In a panel on Monday called “Upgrading Money to the Digital Age: Introducing Digital Euro,” participants agreed that the current task was firstly one of getting everyone onboard with the specifics of a digital euro, putting any real implementation well into the future.
According to cointelegraph, Central bank digital currencies (CBDCs), have been a greatly famous topic of debate in the last few years, but particularly since the beginning of the COVID-19 pandemic.
Austėja Šostakaitė of the European Central Bank stated that the ECB wouldn’t even be making a decision on whether to pursue a digital euro in earnest until the middle of 2021, which contradicts an estimate of January that the ECB’s president made at the beginning of this month. At this time, Šostakaitė noted that the question was “How do we introduce euro into the ecosystem and how does it collaborate with commercial bank money?”
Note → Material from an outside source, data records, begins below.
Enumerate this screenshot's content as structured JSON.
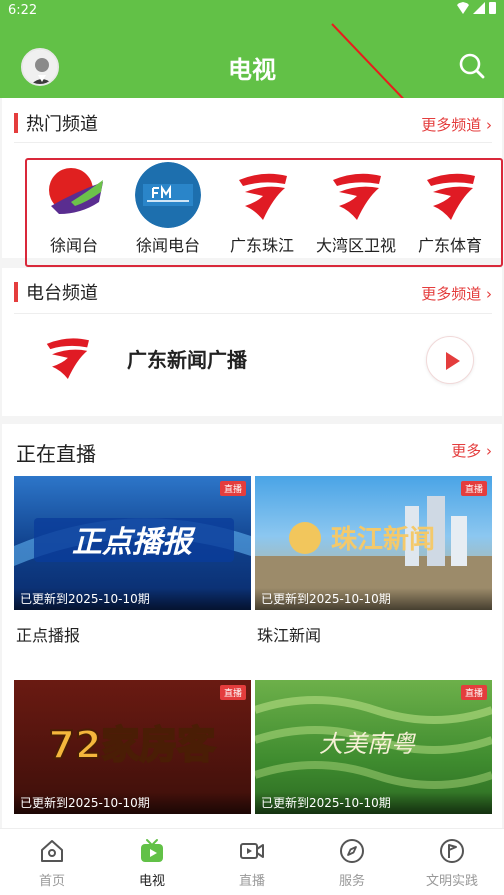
{
  "status_bar": {
    "time": "6:22"
  },
  "header": {
    "title": "电视"
  },
  "hot": {
    "title": "热门频道",
    "more": "更多频道 ›",
    "channels": [
      {
        "name": "徐闻台"
      },
      {
        "name": "徐闻电台"
      },
      {
        "name": "广东珠江"
      },
      {
        "name": "大湾区卫视"
      },
      {
        "name": "广东体育"
      }
    ]
  },
  "radio": {
    "title": "电台频道",
    "more": "更多频道 ›",
    "item": {
      "name": "广东新闻广播"
    }
  },
  "live": {
    "title": "正在直播",
    "more": "更多 ›",
    "badge": "直播",
    "items": [
      {
        "title": "正点播报",
        "update": "已更新到2025-10-10期",
        "thumb_text": "正点播报"
      },
      {
        "title": "珠江新闻",
        "update": "已更新到2025-10-10期",
        "thumb_text": "珠江新闻"
      },
      {
        "title": "",
        "update": "已更新到2025-10-10期",
        "thumb_text": "72家房客"
      },
      {
        "title": "",
        "update": "已更新到2025-10-10期",
        "thumb_text": "大美南粤"
      }
    ]
  },
  "tabbar": {
    "items": [
      {
        "label": "首页"
      },
      {
        "label": "电视"
      },
      {
        "label": "直播"
      },
      {
        "label": "服务"
      },
      {
        "label": "文明实践"
      }
    ]
  },
  "colors": {
    "brand_green": "#62c147",
    "accent_red": "#e43d3d"
  }
}
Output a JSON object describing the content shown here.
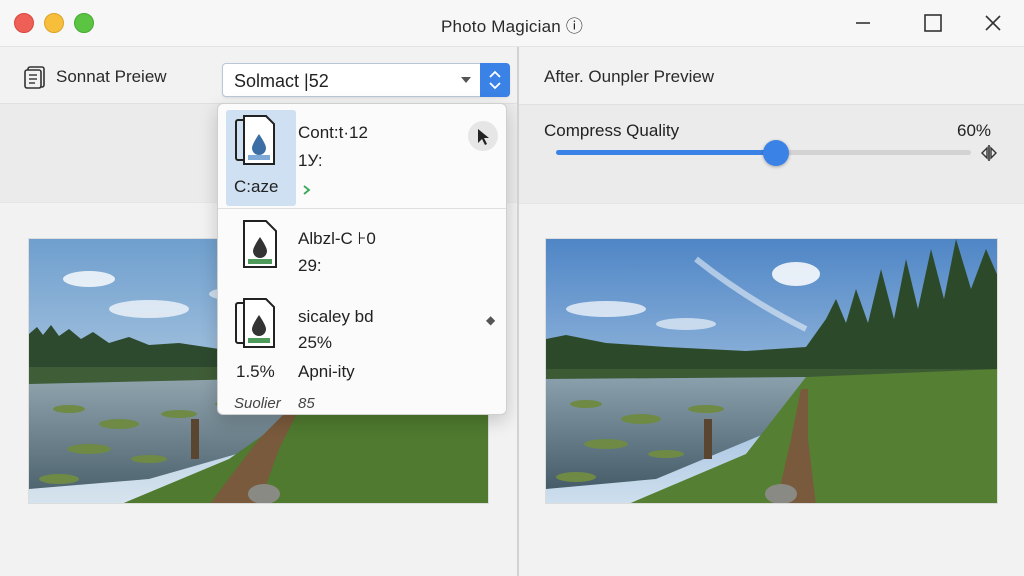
{
  "window": {
    "title": "Photo Magician ⓘ"
  },
  "left_pane": {
    "title": "Sonnat Preiew",
    "select": {
      "value": "Solmact |52"
    }
  },
  "dropdown": {
    "items": [
      {
        "caption": "C:aze",
        "line1": "Cont:t·12",
        "line2": "1У:"
      },
      {
        "line1": "Albzl-C ⊦0",
        "line2": "29:"
      },
      {
        "line1": "sicaley bd",
        "line2": "25%",
        "left_value": "1.5%",
        "right_value": "Apni-ity"
      },
      {
        "line1": "Suolier",
        "line2": "85"
      }
    ]
  },
  "right_pane": {
    "title": "After. Ounpler Preview",
    "slider": {
      "label": "Compress Quality",
      "value_text": "60%",
      "value": 0.53
    }
  },
  "colors": {
    "accent": "#3b82e6",
    "selected_item_bg": "#cfe0f2",
    "arrow": "#3aa757"
  },
  "icons": [
    "layers-icon",
    "document-icon",
    "cursor-icon",
    "minimize-icon",
    "maximize-icon",
    "close-icon",
    "chevron-down-icon",
    "spin-arrows-icon",
    "compare-icon"
  ]
}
An advisor to the Swedish Riksbank, Carl Andreas Claussen stated:
“There are some legal questions and this is such a big issue that we cannot decide on this. We need some political backing. We suggested to the parliament that they should have an expert committee looking at this.”
Sweden is part of the European Union but not the Eurozone, meaning that it retains its own currency. Additionally, cash usage in Sweden is among the lowest in the world, which means that the country has something of a jump on digitizing currency.